Р. О. Якобсон, человек очень чуткий к обвинениям в гитлеризме, но знавший особенности человеческого существования в падшей стране, прекрасно относился к Н. Н. и всегда хвалил ее мемуары.
Я полагаю, что перед войной и до лета 1942 года она разделяла образ мыслей своего круга: не только жестокие политические убеждения и упования четы Мережковских (религиозные чаяния которых она презирала), Вольского, Смоленского и им подобных, но и благоглупости Бунина с Зайцевым, надеявшихся,
Судя по “Курсиву”, из поездки в Германию по издательским, вероятно, делам в 1937 или 1938 году Н. Н. не вынесла более тягостного впечатления, чем то, что бледная и слабая берлинская девочка-кабатчица, воспетая Ходасевичем в зловещем стихотворении “An Mariechen”, стала, как ей показалось, толстой женщиной лет сорока. Мало того, увидев “новую Германию”, она, видимо, решила, что Гитлер сможет покончить со Сталиным. Когда я ей сказал однажды, что у нее замечательно получился Асташев в “Облегчении участи” (тот, что любил смотреть в кинохронике, как человек в отличной паре военных сапог принимает парад других людей в таких же сапогах), она ответила: “Еще бы, Асташев — это я”. Я думаю, что в разговорах она, всегда любившая ошарашить собеседника чудовищно вызывающими мнениями, могла сморозить безобразную чепуху.
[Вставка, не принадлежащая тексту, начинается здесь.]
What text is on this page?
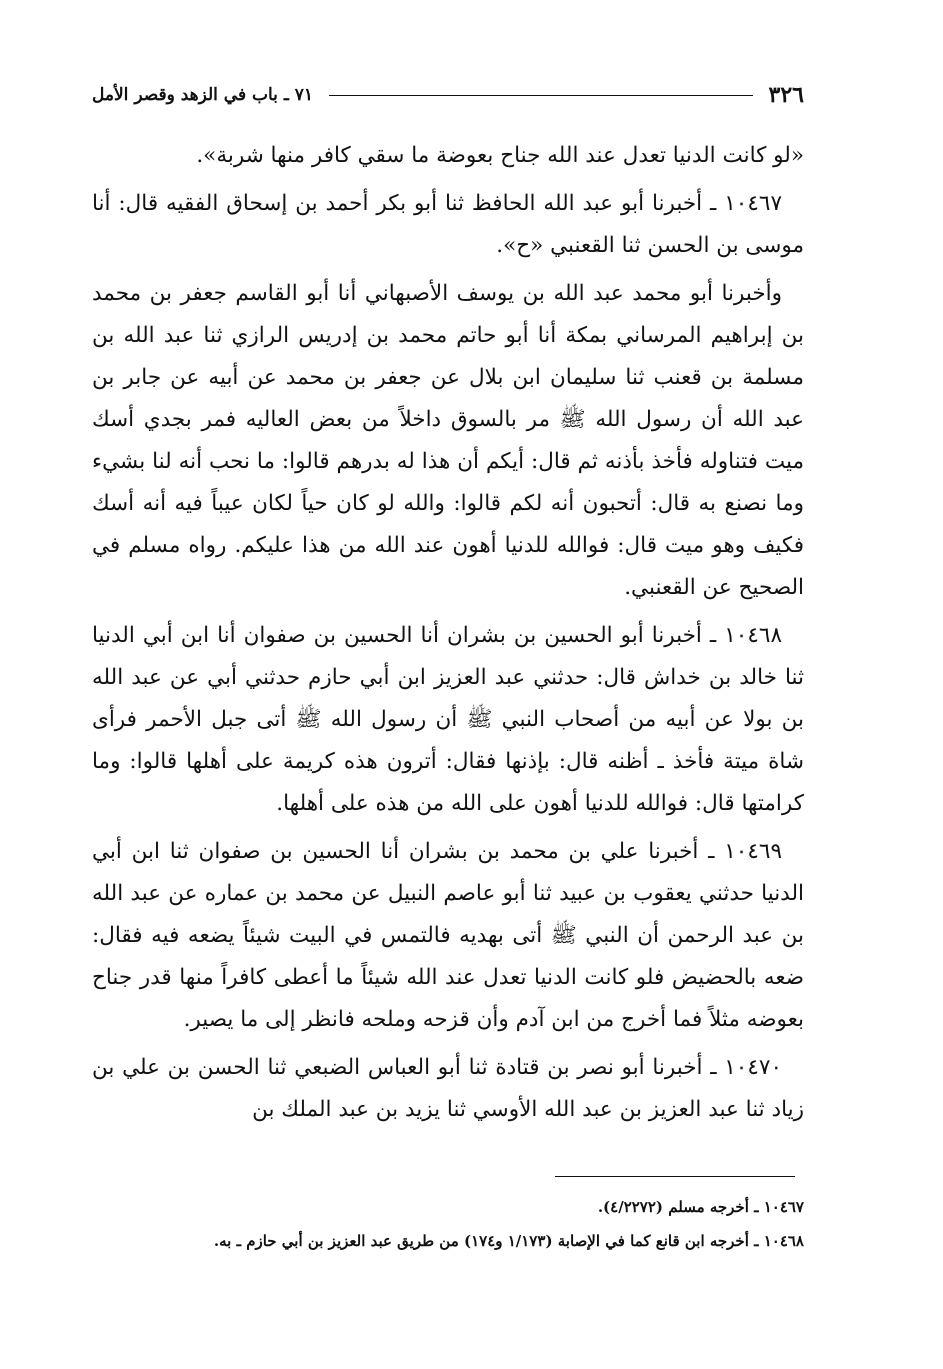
٣٢٦
٧١ ـ باب في الزهد وقصر الأمل

«لو كانت الدنيا تعدل عند الله جناح بعوضة ما سقي كافر منها شربة».

١٠٤٦٧ ـ أخبرنا أبو عبد الله الحافظ ثنا أبو بكر أحمد بن إسحاق الفقيه قال: أنا موسى بن الحسن ثنا القعنبي «ح».

وأخبرنا أبو محمد عبد الله بن يوسف الأصبهاني أنا أبو القاسم جعفر بن محمد بن إبراهيم المرساني بمكة أنا أبو حاتم محمد بن إدريس الرازي ثنا عبد الله بن مسلمة بن قعنب ثنا سليمان ابن بلال عن جعفر بن محمد عن أبيه عن جابر بن عبد الله أن رسول الله ﷺ مر بالسوق داخلاً من بعض العاليه فمر بجدي أسك ميت فتناوله فأخذ بأذنه ثم قال: أيكم أن هذا له بدرهم قالوا: ما نحب أنه لنا بشيء وما نصنع به قال: أتحبون أنه لكم قالوا: والله لو كان حياً لكان عيباً فيه أنه أسك فكيف وهو ميت قال: فوالله للدنيا أهون عند الله من هذا عليكم. رواه مسلم في الصحيح عن القعنبي.

١٠٤٦٨ ـ أخبرنا أبو الحسين بن بشران أنا الحسين بن صفوان أنا ابن أبي الدنيا ثنا خالد بن خداش قال: حدثني عبد العزيز ابن أبي حازم حدثني أبي عن عبد الله بن بولا عن أبيه من أصحاب النبي ﷺ أن رسول الله ﷺ أتى جبل الأحمر فرأى شاة ميتة فأخذ ـ أظنه قال: بإذنها فقال: أترون هذه كريمة على أهلها قالوا: وما كرامتها قال: فوالله للدنيا أهون على الله من هذه على أهلها.

١٠٤٦٩ ـ أخبرنا علي بن محمد بن بشران أنا الحسين بن صفوان ثنا ابن أبي الدنيا حدثني يعقوب بن عبيد ثنا أبو عاصم النبيل عن محمد بن عماره عن عبد الله بن عبد الرحمن أن النبي ﷺ أتى بهديه فالتمس في البيت شيئاً يضعه فيه فقال: ضعه بالحضيض فلو كانت الدنيا تعدل عند الله شيئاً ما أعطى كافراً منها قدر جناح بعوضه مثلاً فما أخرج من ابن آدم وأن قزحه وملحه فانظر إلى ما يصير.

١٠٤٧٠ ـ أخبرنا أبو نصر بن قتادة ثنا أبو العباس الضبعي ثنا الحسن بن علي بن زياد ثنا عبد العزيز بن عبد الله الأوسي ثنا يزيد بن عبد الملك بن

١٠٤٦٧ ـ أخرجه مسلم (٤/٢٢٧٢).
١٠٤٦٨ ـ أخرجه ابن قانع كما في الإصابة (١/١٧٣ و١٧٤) من طريق عبد العزيز بن أبي حازم ـ به.
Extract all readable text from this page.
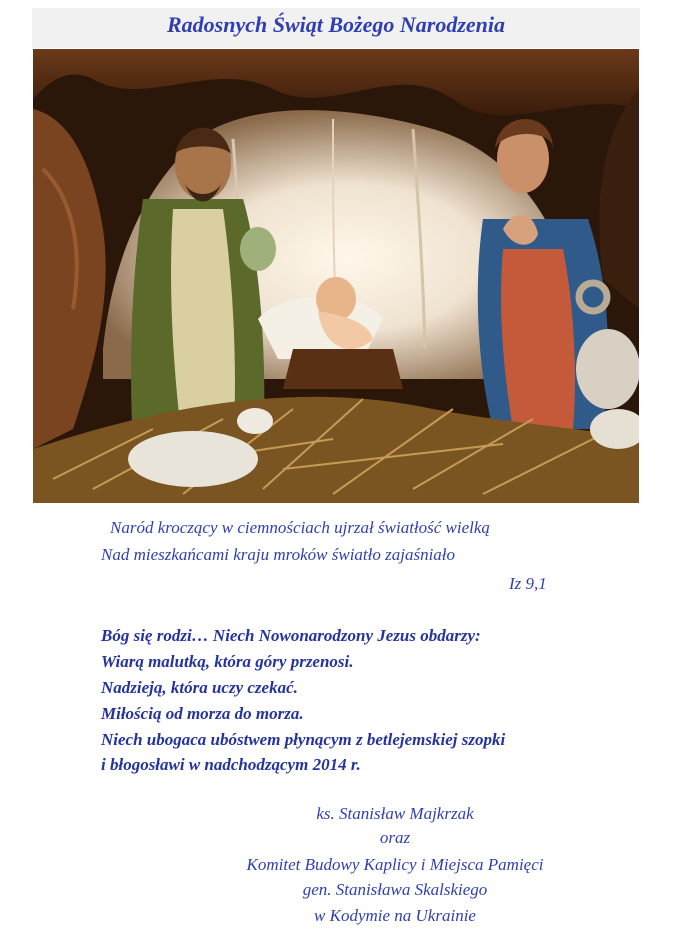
Radosnych Świąt Bożego Narodzenia
Naród kroczący w ciemnościach ujrzał światłość wielką
Nad mieszkańcami kraju mroków światło zajaśniało
Iz 9,1
Bóg się rodzi… Niech Nowonarodzony Jezus obdarzy:
Wiarą malutką, która góry przenosi.
Nadzieją, która uczy czekać.
Miłością od morza do morza.
Niech ubogaca ubóstwem płynącym z betlejemskiej szopki
i błogosławi w nadchodzącym 2014 r.
ks. Stanisław Majkrzak
oraz
Komitet Budowy Kaplicy i Miejsca Pamięci
gen. Stanisława Skalskiego
w Kodymie na Ukrainie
Н. Н. писала незабываемые стихи, отличные повести, посредственные романы (хорош был только первый), она сделала несколько выдающихся наблюдений как литературовед и литературный критик, но она не была так умна, как может показаться со стороны. Это особенно заметно в ее очень слабых стихотворениях на злобу дня. Зато она жадно прислушивалась к умным, а иногда и не очень умным, но интересным или привлекательным людям, надолго попадая под их влияние.
Антисемиткой она не была никогда, но долго не верила, что евреев убивают, а когда увидала гестапо в действии, получила прикладом по уху и узнала правду, то немцев возненавидела лютой и непреходящей ненавистью, как ненавидят только разочаровавшиеся.
При немцах она не напечатала ни слова, в отличие от многих иных, и имя ее не фигурирует в статье Г. Я. Аронсона о русских гитлеровцах в журнале “Парижский вестник” (“Новый журнал”, № 18). В на редкость неряшливо откомментированной и односторонне составленной публикации «“Дело” Нины Берберовой” в журнале (“НЛО”, № 39, 1999. См. с. 173, прим. 89) умалчивается об отсутствии ее имени в аронсоновском позорном реестре.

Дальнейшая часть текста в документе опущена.